I'm not saying it is something that should be paid by everybody. What I am saying is that in present days conditions, the television is an important facility (for want of a better word) for most people, even though that importance seems to be diminishing. I'm not in any doubt that anybody who wants a tele should pay for it. I am saying that the funding of the BBC needs to be reconsidered. In an increasingly market-lead society, it is still suggested that pay per view or some other way of way of introducing the market "would not work." This can only mean that BBC viewers would not be prepared to pay at a level to sufficient to fund the current BBC budget. Therefore, if as a society we want the BBC to carry on as now, the £££ must come from somewhere. I'm suggesting that in present conditions, where there are many alternatives to the BBC, it is inappropriate to persist with a system which was designed to fund a monopoly supplier, as the BBC was originally. The current system has other implications, for example,the BBC acts as a sort of alternative Arts Council, subsidising various things like several orchestras. These may all be "good things" but that is no reason why they should be funded by a charge on unrelated television use. OTOH, it's my impression that the market in some things, like rights to show soccer matches and the pay of TV personalities, are distorted by the BBC.
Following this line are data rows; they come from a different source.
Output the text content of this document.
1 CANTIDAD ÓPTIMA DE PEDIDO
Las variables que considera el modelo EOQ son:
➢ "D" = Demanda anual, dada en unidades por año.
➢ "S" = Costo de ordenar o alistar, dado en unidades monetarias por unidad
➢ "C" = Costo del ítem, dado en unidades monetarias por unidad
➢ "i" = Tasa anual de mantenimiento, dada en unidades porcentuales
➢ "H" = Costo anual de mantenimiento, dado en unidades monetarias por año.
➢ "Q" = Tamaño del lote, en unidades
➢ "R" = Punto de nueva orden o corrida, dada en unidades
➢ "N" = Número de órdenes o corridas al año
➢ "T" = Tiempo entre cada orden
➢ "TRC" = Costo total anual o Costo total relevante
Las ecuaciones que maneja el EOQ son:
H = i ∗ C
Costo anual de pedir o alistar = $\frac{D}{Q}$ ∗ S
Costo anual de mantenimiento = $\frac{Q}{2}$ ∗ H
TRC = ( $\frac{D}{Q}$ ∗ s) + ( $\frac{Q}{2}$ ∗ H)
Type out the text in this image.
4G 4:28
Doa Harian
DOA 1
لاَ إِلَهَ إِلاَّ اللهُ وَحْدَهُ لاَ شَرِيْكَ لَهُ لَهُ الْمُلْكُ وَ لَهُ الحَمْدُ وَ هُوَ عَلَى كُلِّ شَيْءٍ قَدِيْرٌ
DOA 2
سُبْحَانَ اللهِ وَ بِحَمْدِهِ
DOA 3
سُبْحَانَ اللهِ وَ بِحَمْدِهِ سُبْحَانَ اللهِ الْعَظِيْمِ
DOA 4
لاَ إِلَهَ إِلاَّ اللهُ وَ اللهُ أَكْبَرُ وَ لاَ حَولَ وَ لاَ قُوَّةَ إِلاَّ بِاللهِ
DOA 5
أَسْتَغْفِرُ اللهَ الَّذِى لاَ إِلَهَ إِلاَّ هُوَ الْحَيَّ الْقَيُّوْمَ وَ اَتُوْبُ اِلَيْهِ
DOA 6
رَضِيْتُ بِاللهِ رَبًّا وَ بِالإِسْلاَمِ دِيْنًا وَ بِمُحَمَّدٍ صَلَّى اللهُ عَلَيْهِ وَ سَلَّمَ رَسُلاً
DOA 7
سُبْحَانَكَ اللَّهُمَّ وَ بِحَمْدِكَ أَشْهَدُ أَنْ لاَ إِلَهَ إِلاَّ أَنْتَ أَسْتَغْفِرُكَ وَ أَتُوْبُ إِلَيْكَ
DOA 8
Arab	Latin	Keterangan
Without a licence fee, if a majority of people thought that the BBC should not be funded out of general taxation, then those interested in its continued existance would have to come up with an alternative PDQ. I used to feel that that an independent BBC was worth protecting. The present government seems to have compromised that independence with threats to the TV Licence. I doubt if any future government will retreat from that approach. Obviously, they would try to exert the same influence if the BBC were being more directly subsidised by the Exchequer. I suppose I am saying that the BBC has turned itself into a luxury most of us either cannot afford or don't want to pay for.
You do hear anecdotes about cases where the enforcement people have not been "invited" into a dwellinghouse to make an inspection and they have allegedly obtained a warrant on spurious grounds from a docile bench, presumably on the rationale that anybody with nothing to hide would let them in.